I work on most of my music in tandem with the band. They dictate what sounds better as they are the pros. When it comes to writing and recording, I go it alone most of the time. I’m currently learning to be more open in my creative process.
If you had a chance to change something in the music industry what would it be?
I would change the whole channel of music discovery if I could. The greatest Kenyan artists barely get to mainstream media. I wish they could. I wish there was a bigger way that art could play a role in modern day Kenya
You have played with many different bands (Afrology, Trifecta, Fused) but are you at the stage in your life where you can have a band that’s your band?
I work with a specific group of people now. There’s a band director who decides what we do with the shows and the sound, etc. He dictates who plays under him.
What is your favourite type of music and is it different from what you play now?
My favourite music is Jazz. Very different from what I actually do. It soothes my mind and eases my troubles.
What are your other interests outside of music? What do you do to relax outside of music?
I dabble in advertising and some visual art but my greatest and most energy consuming activity is my current quest to be a semi professional biker.
What keeps you going as a musician?
Music never stops. My biggest joy is knowing that I’m creating sounds that will exist even after I do not.
Where would you like to see yourself within the next five years as an artist? What are your long term career goals?
In five years I will be rapping, playing the sax, touring and trying to sell my 5th album. I have been thinking of actively documenting some aspects of the art so I might just be on radio or TV telling people what good music is out there.

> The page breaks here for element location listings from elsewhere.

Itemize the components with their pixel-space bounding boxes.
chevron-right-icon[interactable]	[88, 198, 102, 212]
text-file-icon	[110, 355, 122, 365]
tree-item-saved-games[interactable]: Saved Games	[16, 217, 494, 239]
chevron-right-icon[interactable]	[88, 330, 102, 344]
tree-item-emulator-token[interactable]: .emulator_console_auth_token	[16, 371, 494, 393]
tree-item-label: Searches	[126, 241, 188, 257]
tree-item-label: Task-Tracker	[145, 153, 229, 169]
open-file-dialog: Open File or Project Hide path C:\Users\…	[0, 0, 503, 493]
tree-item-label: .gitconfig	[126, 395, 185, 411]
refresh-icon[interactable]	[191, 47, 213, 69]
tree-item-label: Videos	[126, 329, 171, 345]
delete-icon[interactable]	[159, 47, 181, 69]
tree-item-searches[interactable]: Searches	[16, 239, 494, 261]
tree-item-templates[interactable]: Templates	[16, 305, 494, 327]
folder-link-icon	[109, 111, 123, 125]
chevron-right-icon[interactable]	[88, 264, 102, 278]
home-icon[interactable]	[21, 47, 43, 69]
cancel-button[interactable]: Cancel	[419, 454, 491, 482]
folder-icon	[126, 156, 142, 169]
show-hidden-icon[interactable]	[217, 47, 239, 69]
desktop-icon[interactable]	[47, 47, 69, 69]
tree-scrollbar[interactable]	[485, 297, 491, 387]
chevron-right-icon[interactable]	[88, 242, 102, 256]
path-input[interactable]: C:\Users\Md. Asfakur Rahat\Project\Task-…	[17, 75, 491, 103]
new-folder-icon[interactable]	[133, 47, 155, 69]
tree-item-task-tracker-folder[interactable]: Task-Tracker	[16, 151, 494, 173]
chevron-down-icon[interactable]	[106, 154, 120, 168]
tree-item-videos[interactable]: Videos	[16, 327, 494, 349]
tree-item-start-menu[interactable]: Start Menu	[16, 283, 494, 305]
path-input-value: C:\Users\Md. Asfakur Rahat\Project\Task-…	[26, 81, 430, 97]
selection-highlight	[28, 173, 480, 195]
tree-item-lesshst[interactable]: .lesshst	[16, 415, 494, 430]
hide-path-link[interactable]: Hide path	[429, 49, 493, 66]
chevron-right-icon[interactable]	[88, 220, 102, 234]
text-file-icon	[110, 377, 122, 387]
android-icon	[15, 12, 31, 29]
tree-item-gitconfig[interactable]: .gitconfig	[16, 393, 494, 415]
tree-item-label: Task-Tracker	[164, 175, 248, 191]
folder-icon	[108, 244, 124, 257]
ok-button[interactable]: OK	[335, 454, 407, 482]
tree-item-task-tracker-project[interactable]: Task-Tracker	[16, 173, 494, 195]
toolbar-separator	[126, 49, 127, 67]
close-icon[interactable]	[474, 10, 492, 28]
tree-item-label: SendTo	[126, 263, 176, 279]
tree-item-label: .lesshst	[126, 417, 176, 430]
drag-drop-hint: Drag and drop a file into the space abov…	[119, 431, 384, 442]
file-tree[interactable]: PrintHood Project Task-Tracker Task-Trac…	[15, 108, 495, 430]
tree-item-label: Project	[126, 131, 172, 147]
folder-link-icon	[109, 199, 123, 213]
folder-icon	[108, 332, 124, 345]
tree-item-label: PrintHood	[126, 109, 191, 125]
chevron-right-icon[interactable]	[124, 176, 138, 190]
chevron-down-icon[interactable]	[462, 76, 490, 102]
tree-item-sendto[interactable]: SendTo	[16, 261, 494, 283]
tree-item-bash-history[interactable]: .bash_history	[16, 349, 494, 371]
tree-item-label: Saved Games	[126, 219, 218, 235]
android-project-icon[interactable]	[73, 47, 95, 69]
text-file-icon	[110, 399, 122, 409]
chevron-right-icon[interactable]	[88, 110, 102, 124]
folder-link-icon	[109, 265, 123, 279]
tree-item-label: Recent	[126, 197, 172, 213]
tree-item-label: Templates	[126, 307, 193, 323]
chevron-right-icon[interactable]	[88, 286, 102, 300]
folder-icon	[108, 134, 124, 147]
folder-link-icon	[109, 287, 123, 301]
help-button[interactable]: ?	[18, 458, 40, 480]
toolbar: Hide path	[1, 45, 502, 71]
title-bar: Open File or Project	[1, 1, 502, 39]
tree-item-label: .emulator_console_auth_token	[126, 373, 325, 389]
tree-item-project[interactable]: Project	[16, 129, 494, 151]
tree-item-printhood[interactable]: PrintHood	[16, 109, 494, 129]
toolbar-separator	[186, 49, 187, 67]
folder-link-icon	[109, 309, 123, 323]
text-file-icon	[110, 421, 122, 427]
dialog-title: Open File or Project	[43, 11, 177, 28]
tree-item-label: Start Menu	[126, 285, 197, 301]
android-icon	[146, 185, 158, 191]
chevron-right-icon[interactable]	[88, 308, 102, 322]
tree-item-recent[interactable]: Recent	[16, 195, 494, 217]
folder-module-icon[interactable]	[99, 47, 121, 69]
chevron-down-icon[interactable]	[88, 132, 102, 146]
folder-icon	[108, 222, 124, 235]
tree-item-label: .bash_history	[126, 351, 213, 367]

If you were to perform with anybody/group in the world, either dead, alive who would it be? (You can name a couple of people)
First, close your eyes… Imagine a 40-piece orchestra playing Until The End Of Time by Tupac Shakur. Tupac himself pauses the music and says, “Ladies and Gents, coming to the stage, straight from Kenya… Jemedari!” *crowd goes wild*
Realistically though, I would love to rock a stage with Dan Aceda, Makadem, Tetu Shani, June Gachui and Maureen of Elani.
What are your up to date performance plans? New releases? Tours? News
I’m doing a series of shows called Suits And Mics. The latest series is slated for Saturday 16 July at the Michael Joseph Centre at 6PM. I have some awesome friends coming through and there will be lots of music to experience. I shall also be using this a feeler session for some content off my upcoming album.